We can use the fundamental limit

$$\frac{\sin^2(x)}{x^2}=\left(\frac{\sin (x)}{x}\right)^2 \to 1$$

and since $\cos x$ is a continuous function

$$\lim_{x \to 0}\cos\left(\pi\cdot\frac{\sin^2(x)}{x^2}\right)=\cos (\pi \cdot 1)=-1$$

What you need is the continuity of the cosine function.
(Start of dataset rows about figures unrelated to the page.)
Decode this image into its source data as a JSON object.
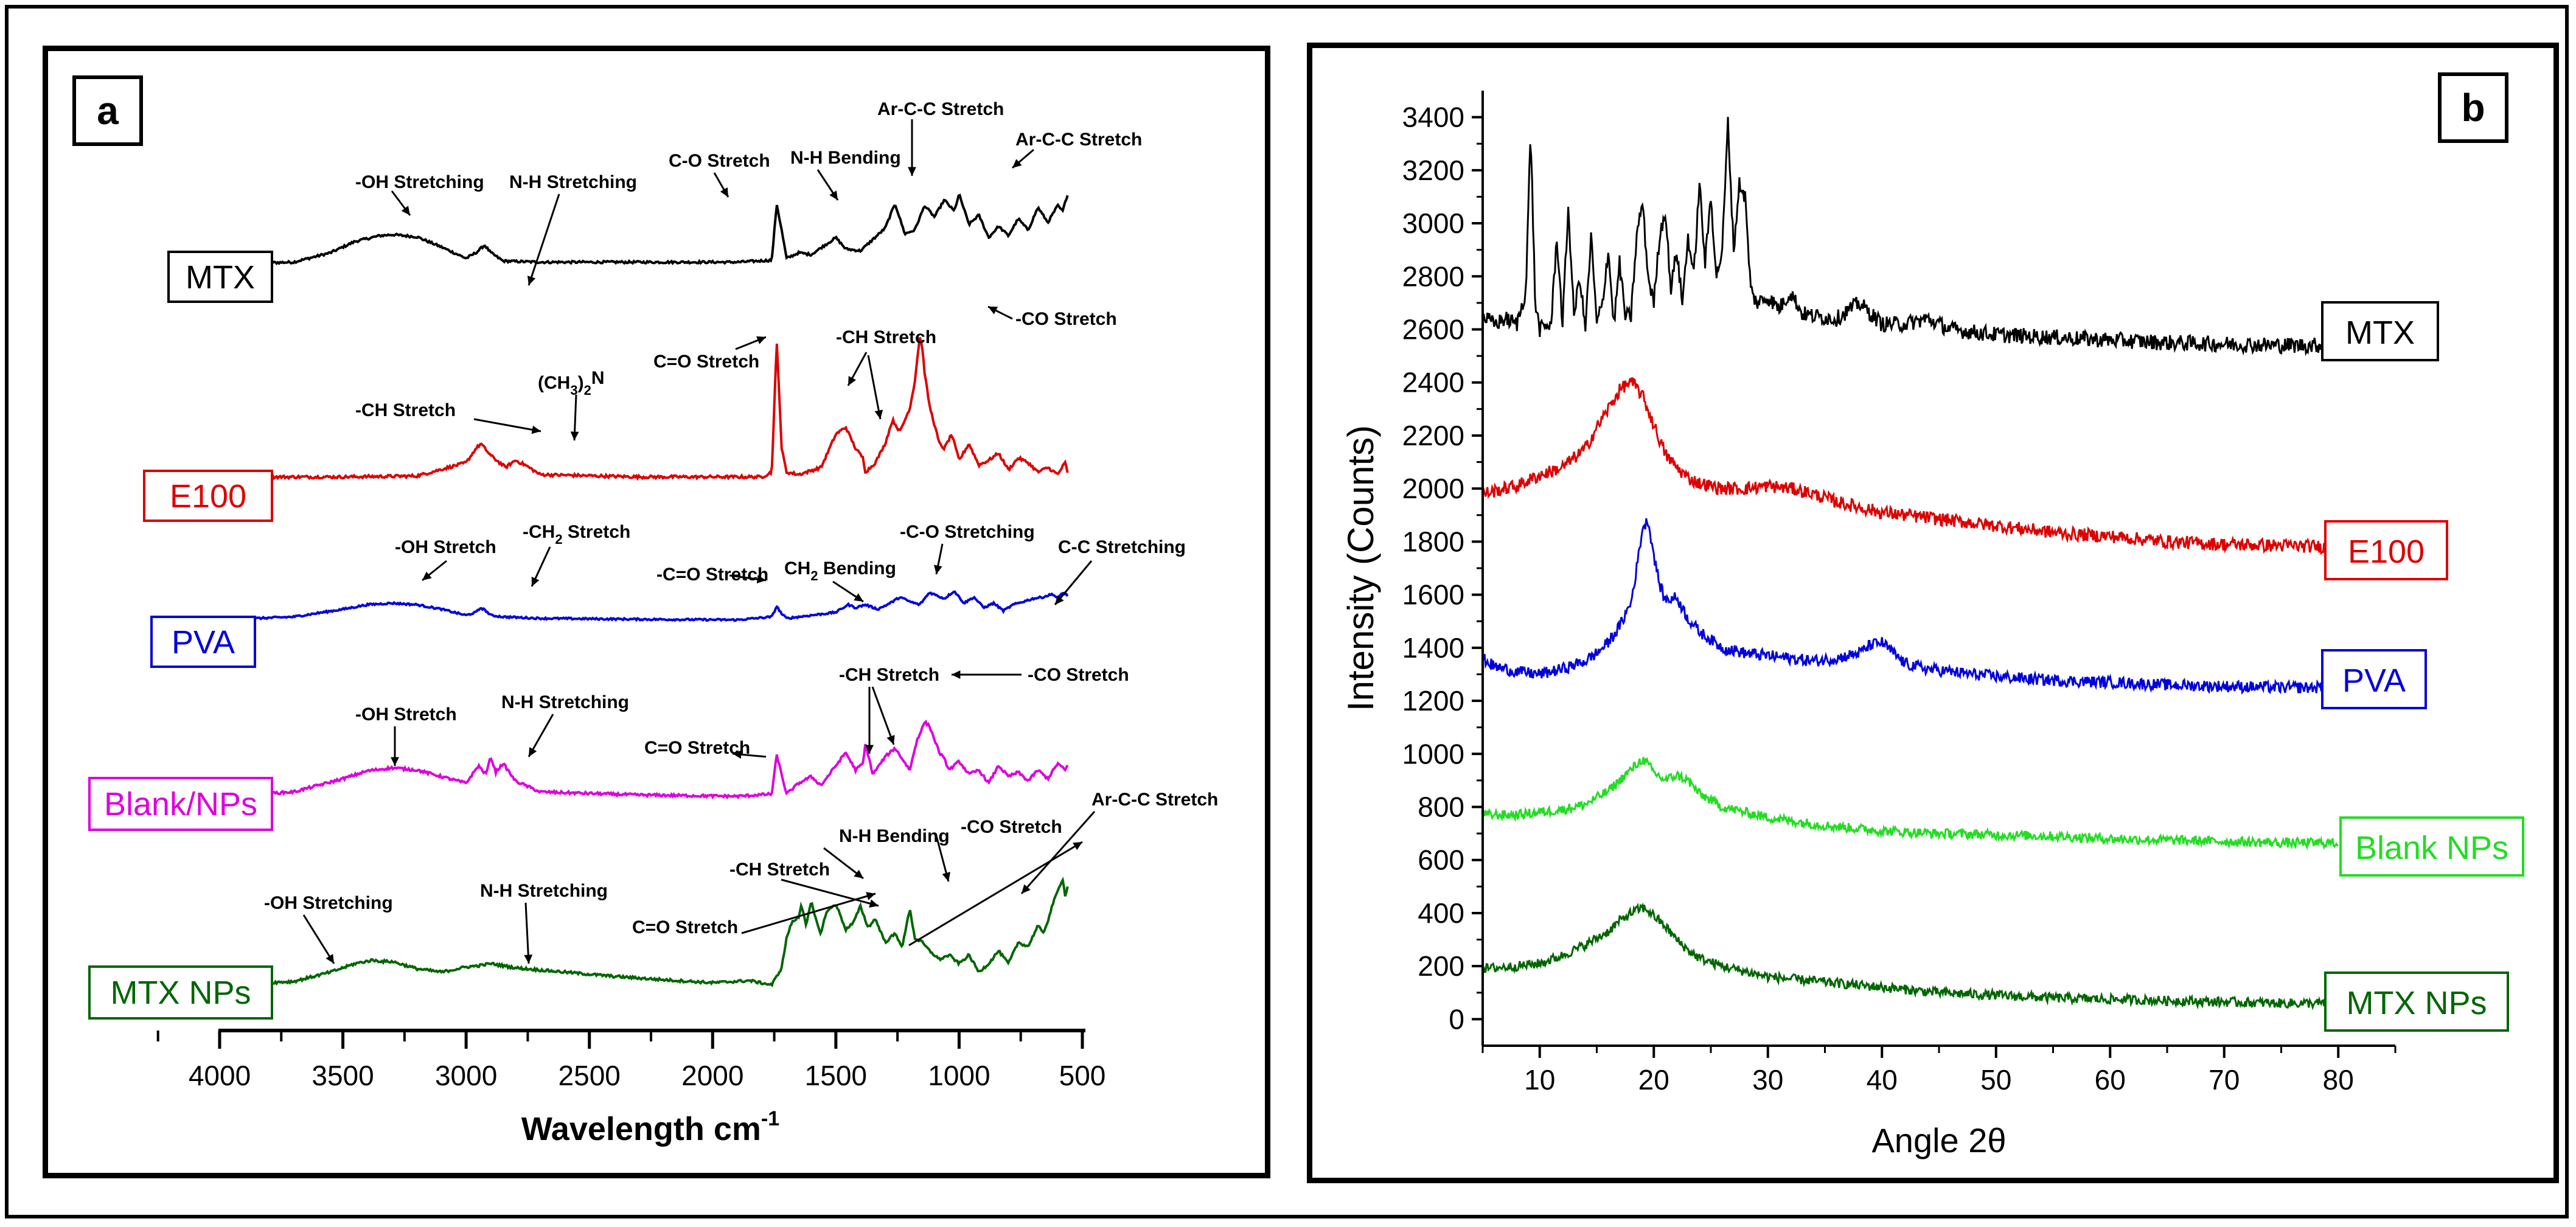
{
  "chart_data": [
    {
      "panel": "a",
      "type": "line",
      "panel_label": "a",
      "title": "",
      "xlabel": "Wavelength cm",
      "xlabel_sup": "-1",
      "ylabel": "",
      "xlim": [
        4000,
        500
      ],
      "x_ticks": [
        "4000",
        "3500",
        "3000",
        "2500",
        "2000",
        "1500",
        "1000",
        "500"
      ],
      "series": [
        {
          "name": "MTX",
          "color": "#000000",
          "x": [
            4000,
            3700,
            3550,
            3450,
            3350,
            3300,
            3200,
            3100,
            3000,
            2960,
            2925,
            2900,
            2850,
            2700,
            2300,
            1900,
            1760,
            1740,
            1720,
            1700,
            1650,
            1600,
            1500,
            1460,
            1400,
            1300,
            1260,
            1220,
            1180,
            1140,
            1100,
            1060,
            1020,
            1000,
            960,
            920,
            880,
            840,
            800,
            760,
            720,
            680,
            640,
            600,
            580,
            560
          ],
          "y": [
            0.0,
            0.05,
            0.3,
            0.6,
            0.75,
            0.78,
            0.72,
            0.45,
            0.15,
            0.3,
            0.5,
            0.3,
            0.08,
            0.05,
            0.05,
            0.05,
            0.1,
            1.6,
            0.9,
            0.15,
            0.3,
            0.25,
            0.7,
            0.4,
            0.35,
            0.95,
            1.6,
            0.8,
            0.9,
            1.55,
            1.25,
            1.7,
            1.4,
            1.85,
            1.05,
            1.3,
            0.7,
            1.0,
            0.75,
            1.2,
            0.9,
            1.5,
            1.1,
            1.55,
            1.4,
            1.85
          ]
        },
        {
          "name": "E100",
          "color": "#dd0000",
          "x": [
            4000,
            3500,
            3200,
            3000,
            2960,
            2940,
            2900,
            2840,
            2800,
            2760,
            2700,
            2300,
            1800,
            1760,
            1740,
            1730,
            1720,
            1700,
            1650,
            1560,
            1500,
            1460,
            1420,
            1390,
            1380,
            1340,
            1300,
            1270,
            1240,
            1200,
            1180,
            1160,
            1150,
            1140,
            1120,
            1080,
            1060,
            1030,
            1000,
            960,
            920,
            880,
            840,
            800,
            760,
            720,
            680,
            640,
            600,
            570,
            560
          ],
          "y": [
            0.0,
            0.0,
            0.02,
            0.3,
            0.6,
            0.7,
            0.45,
            0.2,
            0.35,
            0.25,
            0.05,
            0.0,
            0.0,
            0.1,
            2.85,
            1.8,
            0.6,
            0.1,
            0.05,
            0.2,
            0.9,
            1.05,
            0.6,
            0.4,
            0.1,
            0.3,
            0.7,
            1.2,
            0.95,
            1.45,
            2.0,
            2.95,
            2.75,
            2.2,
            1.5,
            0.7,
            0.6,
            0.9,
            0.35,
            0.7,
            0.25,
            0.35,
            0.5,
            0.15,
            0.4,
            0.3,
            0.1,
            0.2,
            0.05,
            0.3,
            0.1
          ]
        },
        {
          "name": "PVA",
          "color": "#0000dd",
          "x": [
            4000,
            3700,
            3500,
            3400,
            3300,
            3200,
            3100,
            3000,
            2960,
            2940,
            2920,
            2900,
            2850,
            2700,
            2300,
            1900,
            1760,
            1740,
            1720,
            1700,
            1650,
            1600,
            1500,
            1450,
            1420,
            1380,
            1330,
            1280,
            1240,
            1200,
            1160,
            1120,
            1090,
            1060,
            1020,
            980,
            940,
            900,
            860,
            820,
            780,
            740,
            700,
            660,
            620,
            600,
            580,
            560
          ],
          "y": [
            0.0,
            0.1,
            0.35,
            0.5,
            0.55,
            0.5,
            0.35,
            0.15,
            0.25,
            0.4,
            0.3,
            0.15,
            0.1,
            0.05,
            0.02,
            0.0,
            0.1,
            0.45,
            0.2,
            0.05,
            0.1,
            0.15,
            0.25,
            0.5,
            0.4,
            0.5,
            0.35,
            0.55,
            0.75,
            0.6,
            0.5,
            0.9,
            0.8,
            0.7,
            0.95,
            0.55,
            0.75,
            0.4,
            0.55,
            0.3,
            0.5,
            0.6,
            0.7,
            0.75,
            0.85,
            0.7,
            0.9,
            0.8
          ]
        },
        {
          "name": "Blank/NPs",
          "color": "#dd00dd",
          "x": [
            4000,
            3700,
            3500,
            3400,
            3300,
            3200,
            3100,
            3000,
            2950,
            2920,
            2900,
            2880,
            2850,
            2800,
            2700,
            2300,
            1900,
            1760,
            1740,
            1720,
            1700,
            1650,
            1600,
            1560,
            1500,
            1460,
            1420,
            1390,
            1380,
            1350,
            1300,
            1260,
            1230,
            1200,
            1170,
            1150,
            1140,
            1120,
            1100,
            1080,
            1060,
            1040,
            1000,
            960,
            920,
            880,
            860,
            840,
            800,
            760,
            720,
            680,
            640,
            600,
            570,
            560
          ],
          "y": [
            0.0,
            0.1,
            0.4,
            0.58,
            0.65,
            0.6,
            0.45,
            0.3,
            0.7,
            0.5,
            0.9,
            0.55,
            0.75,
            0.35,
            0.1,
            0.03,
            0.0,
            0.05,
            0.95,
            0.5,
            0.05,
            0.3,
            0.45,
            0.25,
            0.7,
            1.0,
            0.6,
            0.75,
            1.2,
            0.5,
            0.9,
            1.1,
            0.85,
            0.6,
            1.3,
            1.55,
            1.7,
            1.6,
            1.3,
            1.0,
            0.85,
            0.6,
            0.8,
            0.5,
            0.6,
            0.3,
            0.5,
            0.7,
            0.45,
            0.55,
            0.35,
            0.6,
            0.4,
            0.75,
            0.6,
            0.7
          ]
        },
        {
          "name": "MTX NPs",
          "color": "#006600",
          "x": [
            4000,
            3700,
            3550,
            3450,
            3380,
            3340,
            3300,
            3200,
            3100,
            3000,
            2950,
            2900,
            2800,
            2600,
            2400,
            2200,
            2000,
            1850,
            1760,
            1720,
            1700,
            1680,
            1650,
            1640,
            1620,
            1600,
            1580,
            1560,
            1540,
            1500,
            1460,
            1430,
            1400,
            1370,
            1340,
            1300,
            1260,
            1230,
            1200,
            1180,
            1150,
            1120,
            1080,
            1040,
            1000,
            960,
            920,
            880,
            840,
            800,
            760,
            720,
            680,
            660,
            640,
            620,
            600,
            580,
            570,
            560
          ],
          "y": [
            0.0,
            0.08,
            0.3,
            0.5,
            0.58,
            0.55,
            0.55,
            0.38,
            0.3,
            0.42,
            0.45,
            0.5,
            0.4,
            0.3,
            0.2,
            0.12,
            0.05,
            0.1,
            0.0,
            0.4,
            1.1,
            1.45,
            1.6,
            1.9,
            1.4,
            1.95,
            1.5,
            1.2,
            1.7,
            1.9,
            1.3,
            1.45,
            1.85,
            1.35,
            1.55,
            1.0,
            1.2,
            0.9,
            1.8,
            1.1,
            1.0,
            0.8,
            0.6,
            0.7,
            0.5,
            0.7,
            0.3,
            0.5,
            0.8,
            0.5,
            1.0,
            0.9,
            1.4,
            1.2,
            1.5,
            1.9,
            2.2,
            2.5,
            2.1,
            2.3
          ]
        }
      ],
      "annotations": {
        "mtx_oh": "-OH Stretching",
        "mtx_nh": "N-H Stretching",
        "mtx_co": "C-O Stretch",
        "mtx_nhb": "N-H Bending",
        "mtx_arcc1": "Ar-C-C Stretch",
        "mtx_arcc2": "Ar-C-C  Stretch",
        "e100_co_str": "-CO Stretch",
        "e100_c_o": "C=O Stretch",
        "e100_ch": "-CH Stretch",
        "e100_ch_b": "-CH Stretch",
        "e100_ch3": "(CH",
        "e100_ch3_sub1": "3",
        "e100_ch3_mid": ")",
        "e100_ch3_sub2": "2",
        "e100_ch3_n": "N",
        "pva_oh": "-OH Stretch",
        "pva_ch2": "-CH",
        "pva_ch2_sub": "2",
        "pva_ch2_end": " Stretch",
        "pva_co": "-C=O Stretch",
        "pva_ch2b": "CH",
        "pva_ch2b_sub": "2",
        "pva_ch2b_end": " Bending",
        "pva_costr": "-C-O Stretching",
        "pva_cc": "C-C Stretching",
        "bnp_oh": "-OH Stretch",
        "bnp_nh": "N-H Stretching",
        "bnp_ch": "-CH Stretch",
        "bnp_co_str": "-CO Stretch",
        "bnp_c_o": "C=O Stretch",
        "mnp_oh": "-OH Stretching",
        "mnp_nh": "N-H Stretching",
        "mnp_nhb": "N-H Bending",
        "mnp_ch": "-CH Stretch",
        "mnp_co_str": "-CO Stretch",
        "mnp_arcc": "Ar-C-C Stretch",
        "mnp_c_o": "C=O Stretch"
      }
    },
    {
      "panel": "b",
      "type": "line",
      "panel_label": "b",
      "title": "",
      "xlabel": "Angle 2θ",
      "ylabel": "Intensity (Counts)",
      "xlim": [
        5,
        85
      ],
      "ylim": [
        -100,
        3500
      ],
      "x_ticks": [
        "10",
        "20",
        "30",
        "40",
        "50",
        "60",
        "70",
        "80"
      ],
      "y_ticks": [
        "0",
        "200",
        "400",
        "600",
        "800",
        "1000",
        "1200",
        "1400",
        "1600",
        "1800",
        "2000",
        "2200",
        "2400",
        "2600",
        "2800",
        "3000",
        "3200",
        "3400"
      ],
      "series": [
        {
          "name": "MTX",
          "color": "#000000",
          "x": [
            5,
            6,
            7,
            8,
            8.8,
            9.2,
            9.6,
            10,
            11,
            11.5,
            12,
            12.5,
            13,
            13.5,
            14,
            14.5,
            15,
            15.5,
            16,
            16.5,
            17,
            17.5,
            18,
            18.5,
            19,
            19.5,
            20,
            20.5,
            21,
            21.5,
            22,
            22.5,
            23,
            23.5,
            24,
            24.5,
            25,
            25.5,
            26,
            26.5,
            27,
            27.5,
            28,
            28.5,
            29,
            30,
            31,
            32,
            33,
            34,
            36,
            38,
            39,
            40,
            42,
            44,
            46,
            50,
            55,
            60,
            65,
            70,
            75,
            80
          ],
          "y": [
            2650,
            2620,
            2640,
            2620,
            2750,
            3360,
            2700,
            2600,
            2620,
            2950,
            2620,
            3060,
            2650,
            2800,
            2600,
            2950,
            2620,
            2700,
            2900,
            2620,
            2850,
            2650,
            2650,
            2950,
            3080,
            2800,
            2700,
            2950,
            3050,
            2750,
            2900,
            2700,
            2950,
            2800,
            3150,
            2850,
            3100,
            2800,
            2900,
            3380,
            2900,
            3150,
            3100,
            2750,
            2700,
            2720,
            2680,
            2740,
            2660,
            2650,
            2640,
            2700,
            2660,
            2620,
            2620,
            2640,
            2600,
            2580,
            2570,
            2560,
            2550,
            2545,
            2540,
            2540
          ]
        },
        {
          "name": "E100",
          "color": "#dd0000",
          "x": [
            5,
            8,
            10,
            12,
            14,
            15,
            16,
            17,
            17.5,
            18,
            18.5,
            19,
            20,
            21,
            22,
            23,
            24,
            25,
            26,
            28,
            30,
            32,
            34,
            36,
            38,
            40,
            44,
            48,
            52,
            56,
            60,
            65,
            70,
            75,
            80
          ],
          "y": [
            1980,
            2010,
            2050,
            2080,
            2150,
            2230,
            2300,
            2370,
            2390,
            2400,
            2380,
            2350,
            2240,
            2130,
            2080,
            2040,
            2020,
            2010,
            2000,
            2000,
            2010,
            2000,
            1980,
            1950,
            1930,
            1910,
            1890,
            1870,
            1850,
            1830,
            1820,
            1800,
            1790,
            1785,
            1780
          ]
        },
        {
          "name": "PVA",
          "color": "#0000dd",
          "x": [
            5,
            6,
            8,
            10,
            12,
            14,
            15,
            16,
            17,
            18,
            18.5,
            19,
            19.5,
            20,
            20.5,
            21,
            22,
            23,
            24,
            25,
            26,
            28,
            30,
            32,
            34,
            36,
            38,
            39,
            40,
            41,
            42,
            44,
            48,
            52,
            56,
            60,
            65,
            70,
            75,
            80
          ],
          "y": [
            1360,
            1330,
            1310,
            1300,
            1320,
            1350,
            1380,
            1420,
            1480,
            1570,
            1700,
            1850,
            1880,
            1750,
            1640,
            1580,
            1590,
            1510,
            1460,
            1430,
            1400,
            1380,
            1370,
            1360,
            1350,
            1360,
            1380,
            1410,
            1420,
            1380,
            1340,
            1320,
            1300,
            1285,
            1275,
            1270,
            1260,
            1255,
            1250,
            1250
          ]
        },
        {
          "name": "Blank NPs",
          "color": "#22dd22",
          "x": [
            5,
            8,
            10,
            12,
            14,
            16,
            17,
            18,
            19,
            19.5,
            20,
            21,
            22,
            23,
            24,
            26,
            28,
            30,
            35,
            40,
            45,
            50,
            55,
            60,
            65,
            70,
            75,
            80
          ],
          "y": [
            770,
            770,
            780,
            790,
            810,
            860,
            900,
            940,
            980,
            960,
            930,
            900,
            920,
            900,
            850,
            800,
            780,
            760,
            730,
            710,
            700,
            695,
            690,
            680,
            675,
            670,
            665,
            665
          ]
        },
        {
          "name": "MTX NPs",
          "color": "#006600",
          "x": [
            5,
            8,
            10,
            12,
            14,
            16,
            17,
            18,
            19,
            19.5,
            20,
            21,
            22,
            23,
            24,
            26,
            28,
            30,
            35,
            40,
            45,
            50,
            55,
            60,
            65,
            70,
            75,
            80
          ],
          "y": [
            190,
            200,
            210,
            240,
            280,
            330,
            370,
            400,
            420,
            410,
            390,
            350,
            300,
            260,
            230,
            200,
            180,
            160,
            140,
            120,
            100,
            90,
            80,
            75,
            70,
            65,
            60,
            60
          ]
        }
      ]
    }
  ]
}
In particular, its continuity at $x=\pi$.

Let $\displaystyle g(x)=\pi\cdot \frac{\sin^2x}{x^2}$. Then $\lim_{x\to 0}g(x)=\pi$ using the fact that $$ \lim_{x\to 0}\frac{\sin x}{x}=1 $$ and the "multiplication law" of limits.

Now by continuity, $$ \lim_{x\to 0}\cos(g(x))=\cos(\lim_{x\to 0}g(x))=\cos(\pi)=-1. $$

\begin{align*} \lim_{x \rightarrow 0} &{}\cos \left( \frac{\pi \sin^2 x}{x^2} \right) \\ &= \cos \left( \lim_{x \rightarrow 0}\frac{\pi \sin^2 x}{x^2} \right) & &\text{cosine is continuous} \\ &= \cos \left( \pi \lim_{x \rightarrow 0}\frac{\sin^2 x}{x^2} \right) & &\text{constant multiple} \\ &= \cos \left( \pi \left(\lim_{x \rightarrow 0} \frac{\sin x}{x}\right)^2 \right) & &\text{$x \mapsto x^2$ is continuous} \\ &= \cos \left( \pi \left(1\right)^2 \right) & &\text{trigonometric limit} \\ &= -1 \text{.} \end{align*}

The trigonometric limit used is one of a pair of fundamental limits, $\lim_{x \rightarrow 0} \frac{\sin x}{x} = 1$ and $\lim_{x \rightarrow 0} \frac{1 - \cos x}{x} = 0$, which are usually found by application of the squeeze theorem.